Google fined in Peru for Ignoring the “Right To Be Forgotten”

The Peruvian Data Protection Authority has decided the first case in which applies the “Right To Be Forgotten.» Last March, this administrative office fined Google with USD 75,000 for refusing to remove negative search results linked to the name of a Peruvian citizen and impeding him exercising his right of cancellation of personal data. This decision from an administrative office, not a court, could have a deep impact on freedom of speech and innovation in Peru and everywhere.

The case

Since 2011, Peru has a Personal Data Protection Law which grants Peruvian citizens the rights to ‘access’, ‘rectification’, ‘cancellation’ and ‘opposition’ to the use of their personal data by third parties which records, stores, disseminates it. Whenever a citizen wants to exercise one of those rights, they must do so against the companies treating their personal data. Afterwards, if they don’t receive a satisfactory response, they can appeal to the Peruvian Data Protection Authority seeking a remedy.

In 2009, the news of a Peruvian citizen facing criminal charges for child pornography appeared in several national media outlets online and offline. Years later, his case was dismissed by the Peruvian justice due to lack of evidence. However, whenever someone searched for his name on Google, the original reports about the trial still appeared everywhere. He tried contacting every website to delete the reports but couldn’t reach all of them because they were abandoned blogs and bulletin boards. Then, he sent to Google a request for the removal of those links but the company answered him that they didn’t control the information and he should address his request to the webmasters of the sites troubling him. Finally, in late 2015, the citizen decide to take his case to the recently created Data Protection Authority at the Ministry of Justice.

The decision

The Data Protection Authority deemed Google responsible for treating personal data of Peruvians and, hence, compelled to respect their right to oppose or cancel their information from its database. In its resolution, the Peruvian Authority said that Google treats personal data because: (1) they use an automated and technical operation for the collection, storage and dissemination of information on their servers; and, (2) they allow the general public to conduct searches by first and last names, and showing links to sites containing potentially private information.

The company tried to argue that the party responsible of Google Search was Google Inc., not Google Peru S.R.L., and that they should be properly notified in its offices at Mountain View, California. For the authority, the activities of both companies were complementary and chose to fine both. Also, Google argued that the proceeding should be against the administrators of the websites where the contents were originally published. However, the authority considered that the use of web crawlers and the indexing of the information obtained were in itself a form of treatment of personal data.

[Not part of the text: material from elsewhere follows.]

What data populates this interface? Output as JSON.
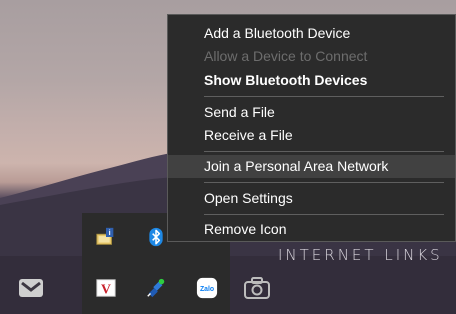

In its decision, the Authority fined Google with USD 75,000 for (i) systematically impeding the exercise of data protection rights through a series of negatives, and, (ii) treating personal data without allowing the exercise of cancellation and opposition rights. The administrative office also ordered Google to block a list of sixteen URLs from being showed in connection with the name of the citizen. This decision could still be challenged in court by Google.

The implications

This decision closely follows the criteria set by the Spanish Data Protection Authority and presents the same challenges to free expression, innovation and due process already analyzed by several commentators. Mainly, this case opens two different discussions: (i) if the Data Protection Law applies or does not apply to search engines; and (ii) if that’s the case, if this so-called “right to be forgotten” is in accordance with the values of democracy and public memory. However, three other issues are remarkably particular to the Peruvian case and should be studied carefully.

First, the notion that Peruvian Data Protection Law could be applied to any foreign company using personal data from Peruvians. In previous decisions, the Data Protection Authority limited the scope of its jurisdiction to national domain names, web pages with a Peruvian IP address or with a known office in the country. This time the Authority was clear in establishing that not one but a series of (highly debatable) clues granted them jurisdiction over Google Inc.: (i) the treatment takes place in a Peruvian location, (ii) the responsible can be located in Peru, (iii) the tools from the treatment are located in Peru, (iv) the notification to the foreign company could be done over email.

The second controversial issue is the fact the administrative decision doesn’t precise if the blocking should limit to the Peruvian version of Google ( or should be applied globally. In other countries, the decision of Google to obey national authorities in blocking search results in local domains but keep them unaltered in its global .com domains has been highly criticized. In this case, the Peruvian Data Protection Authority has addressed to both Google Inc. and Google Peru but without mentioning specifically the treatment to each domain.

Third, that every website that merely mentions the name of an individual is processing personal data under the Law. Although this is casually mentioned by the Authority, it means that every newspaper, blog or even social media account could receive requests for the cancellation of personal data registries and should grant them. Otherwise, they could be fined on the same grounds as Google. This mechanism doesn’t allow the publisher to oppose the cancellation for public interest reasons or other defenses, and his only mean to escape a fine is to act upon the request.

With its decision, the Peruvian Office creates a new private procedure that would allow any citizen to request that something that displeases them became «hidden» on the Internet to virtually any company local or foreign. In correspondence, it empowers national or foreign private companies to decide what has to be removed from the Internet under secret procedures. We believe that this solution is wrong and, if it’s confirmed in the Courts of Peru, there’s a lot to be worried about.